I told him the actus reus of the offence of obstructing justice, under s. 139, is that the act simply needs “the tendency to defeat or obstruct the course of justice”.(See: R. v. Robinson, 2012 BCSC 430 at 21). “The tendency.” That’s a pretty low bar, no?
That’s not all, as they say: the accused need only have only created a risk that an injustice will occur. (See: R. v. Graham, (1985), 20 C.C.C. (3d) 210 (Ont. C.A.), which was affirmed before the Supremes at 1988 CanLII 94 (SCC),  1 S.C.R. 214). And, anticipating what the likely accused may say, it’s no defence that the actions were an error in judgment or a mistake. (See R. v. Yazelle 2012 SKCA 91 (CanLII)). Won’t work.
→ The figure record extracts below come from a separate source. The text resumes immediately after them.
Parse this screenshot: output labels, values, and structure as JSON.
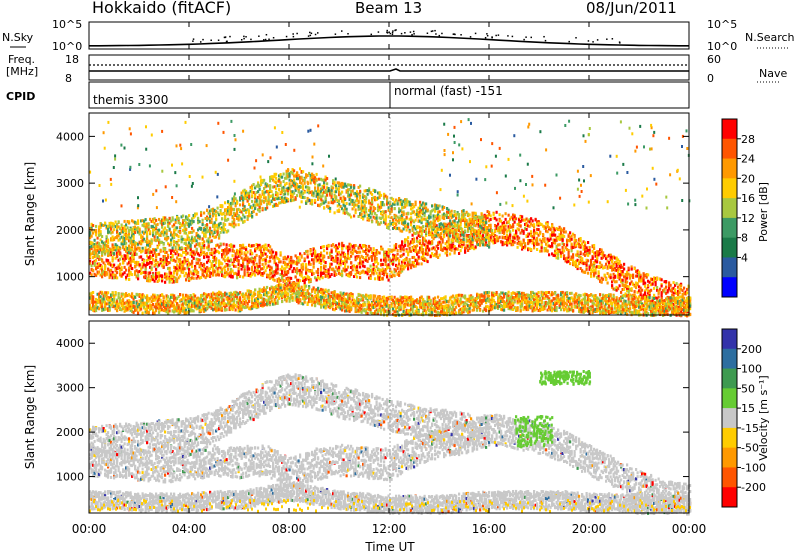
{
  "header": {
    "station": "Hokkaido (fitACF)",
    "beam": "Beam 13",
    "date": "08/Jun/2011"
  },
  "noise_panel": {
    "left_label": "N.Sky",
    "right_label": "N.Search",
    "yticks": [
      "10^5",
      "10^0"
    ]
  },
  "freq_panel": {
    "left_label_1": "Freq.",
    "left_label_2": "[MHz]",
    "left_ticks": [
      "18",
      "8"
    ],
    "right_ticks": [
      "60",
      "0"
    ],
    "right_label": "Nave"
  },
  "cpid_panel": {
    "label": "CPID",
    "programs": [
      "themis 3300",
      "normal (fast) -151"
    ]
  },
  "power_panel": {
    "ylabel": "Slant Range [km]",
    "colorbar_label": "Power [dB]",
    "colorbar_ticks": [
      "28",
      "24",
      "20",
      "16",
      "12",
      "8",
      "4"
    ],
    "colorbar_colors": [
      "#ff0000",
      "#ff5500",
      "#ff9900",
      "#ffcc00",
      "#a8c840",
      "#3c9a64",
      "#1a7a48",
      "#2a5aa0",
      "#0000ff"
    ]
  },
  "velocity_panel": {
    "ylabel": "Slant Range [km]",
    "colorbar_label": "Velocity [m s⁻¹]",
    "colorbar_ticks": [
      "200",
      "100",
      "50",
      "15",
      "-15",
      "-50",
      "-100",
      "-200"
    ],
    "colorbar_colors": [
      "#3333aa",
      "#2d6ea0",
      "#3e9a50",
      "#66cc33",
      "#c8c8c8",
      "#ffcc00",
      "#ff9900",
      "#ff5500",
      "#ff0000"
    ]
  },
  "xaxis": {
    "label": "Time UT",
    "ticks": [
      "00:00",
      "04:00",
      "08:00",
      "12:00",
      "16:00",
      "20:00",
      "00:00"
    ]
  },
  "chart_data": [
    {
      "type": "heatmap",
      "title": "Power [dB]",
      "xlabel": "Time UT",
      "ylabel": "Slant Range [km]",
      "xlim": [
        0,
        24
      ],
      "ylim": [
        180,
        4500
      ],
      "yticks": [
        1000,
        2000,
        3000,
        4000
      ],
      "clim": [
        0,
        30
      ],
      "scatter_bands": [
        {
          "times": [
            0,
            1,
            2,
            3,
            4,
            5,
            6,
            7,
            8,
            9,
            10,
            11,
            12,
            13,
            14,
            15,
            16,
            17,
            18,
            19,
            20,
            21,
            22,
            23,
            24
          ],
          "range_km": [
            1400,
            1350,
            1300,
            1250,
            1300,
            1400,
            1350,
            1400,
            1100,
            1300,
            1400,
            1350,
            1300,
            1600,
            1800,
            1900,
            2100,
            2000,
            1900,
            1700,
            1400,
            1100,
            800,
            600,
            500
          ],
          "power_db": 24
        },
        {
          "times": [
            0,
            1,
            2,
            3,
            4,
            5,
            6,
            7,
            8,
            9,
            10,
            11,
            12,
            13,
            14,
            15,
            16
          ],
          "range_km": [
            1800,
            1850,
            1900,
            1950,
            2000,
            2150,
            2500,
            2800,
            3000,
            2900,
            2700,
            2600,
            2400,
            2300,
            2200,
            2100,
            2000
          ],
          "power_db": 18
        },
        {
          "times": [
            0,
            1,
            2,
            3,
            4,
            5,
            6,
            7,
            8,
            9,
            10,
            11,
            12,
            13,
            14,
            15,
            16,
            17,
            18,
            19,
            20,
            21,
            22,
            23,
            24
          ],
          "range_km": [
            500,
            500,
            450,
            450,
            450,
            500,
            500,
            600,
            700,
            600,
            500,
            450,
            400,
            400,
            400,
            450,
            500,
            500,
            500,
            500,
            450,
            450,
            400,
            400,
            400
          ],
          "power_db": 20
        }
      ]
    },
    {
      "type": "heatmap",
      "title": "Velocity [m s⁻¹]",
      "xlabel": "Time UT",
      "ylabel": "Slant Range [km]",
      "xlim": [
        0,
        24
      ],
      "ylim": [
        180,
        4500
      ],
      "yticks": [
        1000,
        2000,
        3000,
        4000
      ],
      "clim": [
        -200,
        200
      ],
      "dominant_value": "ground scatter (grey, -15 to 15 m/s)",
      "notable_features": [
        {
          "time_range": [
            17,
            18.5
          ],
          "range_km": [
            1700,
            2400
          ],
          "velocity": 50
        },
        {
          "time_range": [
            18,
            20
          ],
          "range_km": [
            3100,
            3400
          ],
          "velocity": 50
        }
      ]
    }
  ]
}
Neither will saying – as they’ve done, over and over – that jobs were at stake. They’d get laughed out of the courtroom (no case law needed).
I’ve felt from the start that this thing will end up in Court. Acquittal or not, R. v. Duffy demonstrates why that may be unhelpful in an election year.
#LavScam legal: I think some folks in Ottawa are in legal peril. Why, #cdnpoli? To lay Obstruction of Justice Charge, need:
• a pending federal judicial proceeding;
• defendant knew of it;
• defendant had corrupt intent to interfere with/attempt to interfere with proceeding.